It's a VOIP deal, much like the telephony that your local cable offers you in one or more of its bundles, only magicJack's novel approach 1) lets you use your regular phone, 2) embeds its software in the USB gizzinta (hence the "jack" of its magic), and 3) never gets into any explanation of Internet packet transmission, etc. It's a phone service, sans any real customer service, so don't bother wondering anything more about it. Media reports say the company has sold a few million units, which at $40/apiece, means some serious coin.
You'd think that its value proposition, if not the brand position, is unassailable. Mainstream competitors charge every month what magicJack costs for an entire year, not to mention additional set-up and/or service fees that magicJack apparently defers. Other Internet services, most notably Skype, still come across as very techie, in spite of the cuddly look-and-feel of the user interface, and the pricing models are somewhat complicated. And old-fashioned land-lines can't compete whatsoever on price.So I say that it has a gigantic problem: the offer is too good to be true.
No brand exists in a vacuum; branding is delivered, and perceived, in an ever-changing context of the Here And Now. It's one thing to present consumers with a clear, relevant differentiation, but when the difference is so glaringly, cosmically huge, it makes comparison not only difficult, but oddly irrelevant. It dares us to choose not just a better option, but wholly unique offer that literally defies comparison.
It raises as many questions as it purports to answer, and I'd suggest it erects barriers to entry that otherwise wouldn't have been there.It doesn't help that the commercials and web site look like they're repurposed from Pocket Fisherman and ThighMaster campaigns. Phone service is something that actually matters to a lot of people; that's why it was once considered a utility, like electricity and water. So it's hard to consider relying upon a provider that could just as well be selling countertop ovens. And it's kind of weird that there's no information about the company, nor any way to contact them (and the exploitation of the inventor's daughter and her cute puppies is shameless, to say the least).

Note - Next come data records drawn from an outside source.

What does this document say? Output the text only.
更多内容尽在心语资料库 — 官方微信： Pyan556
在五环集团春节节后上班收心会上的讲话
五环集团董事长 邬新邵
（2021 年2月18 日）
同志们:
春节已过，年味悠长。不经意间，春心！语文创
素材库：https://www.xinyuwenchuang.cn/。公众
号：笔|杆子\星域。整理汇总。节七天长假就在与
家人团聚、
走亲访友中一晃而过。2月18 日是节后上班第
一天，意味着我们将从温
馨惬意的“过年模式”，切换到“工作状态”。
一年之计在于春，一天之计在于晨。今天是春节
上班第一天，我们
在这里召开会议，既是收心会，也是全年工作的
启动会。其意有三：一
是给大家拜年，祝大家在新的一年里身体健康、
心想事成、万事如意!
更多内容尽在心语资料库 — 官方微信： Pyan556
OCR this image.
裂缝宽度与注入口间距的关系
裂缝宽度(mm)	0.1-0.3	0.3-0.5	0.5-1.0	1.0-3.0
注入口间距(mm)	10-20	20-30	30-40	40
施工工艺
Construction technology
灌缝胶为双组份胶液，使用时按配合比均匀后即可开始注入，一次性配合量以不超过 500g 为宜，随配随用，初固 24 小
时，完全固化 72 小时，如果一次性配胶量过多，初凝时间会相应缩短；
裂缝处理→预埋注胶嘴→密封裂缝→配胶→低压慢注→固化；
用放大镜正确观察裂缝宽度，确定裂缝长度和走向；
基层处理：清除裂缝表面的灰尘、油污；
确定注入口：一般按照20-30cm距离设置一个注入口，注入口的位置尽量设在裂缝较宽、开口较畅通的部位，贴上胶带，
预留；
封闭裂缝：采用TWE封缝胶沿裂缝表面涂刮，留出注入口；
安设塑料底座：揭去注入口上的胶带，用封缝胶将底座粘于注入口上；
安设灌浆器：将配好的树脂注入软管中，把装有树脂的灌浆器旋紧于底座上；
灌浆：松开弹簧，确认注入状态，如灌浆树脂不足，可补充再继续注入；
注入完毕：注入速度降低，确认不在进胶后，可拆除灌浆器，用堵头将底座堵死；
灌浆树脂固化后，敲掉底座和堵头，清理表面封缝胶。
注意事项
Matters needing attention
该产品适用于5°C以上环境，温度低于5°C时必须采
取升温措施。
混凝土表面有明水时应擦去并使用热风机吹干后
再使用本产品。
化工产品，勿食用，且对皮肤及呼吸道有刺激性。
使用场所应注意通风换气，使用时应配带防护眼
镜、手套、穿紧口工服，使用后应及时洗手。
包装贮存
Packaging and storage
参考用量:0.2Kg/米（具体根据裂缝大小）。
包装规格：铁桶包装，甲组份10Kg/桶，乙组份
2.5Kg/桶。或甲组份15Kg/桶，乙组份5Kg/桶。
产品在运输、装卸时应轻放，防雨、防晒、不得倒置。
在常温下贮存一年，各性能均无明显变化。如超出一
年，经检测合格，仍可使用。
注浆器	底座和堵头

And that's when I figured out the deal: it's not a phone service, and they have no intention of signing up users for Year 2 or beyond. Customer service is the program with VOIP, as the moving parts of PC hardware and software uniqueness, combined with the variability at numerous points in home or business Internet connections, means that problems are all but guaranteed. That's why Skype hasn't ever really taken off, and why many people reject the idea of letting their cable TV providers treat their phone problems with the same irritating disinterest.
The magicJack deal might work fine right out of the box, or it might not. And it might not work the same a day, week, month, or year from now. For the price you paid, you get a gizzinta, and a promise.Sure, some people will buy that sort of thing. But it's not a sustainable business. And the branding is accurate: the gizzinta is no different than one of those miracle vegetable choppers.It's too good to be true.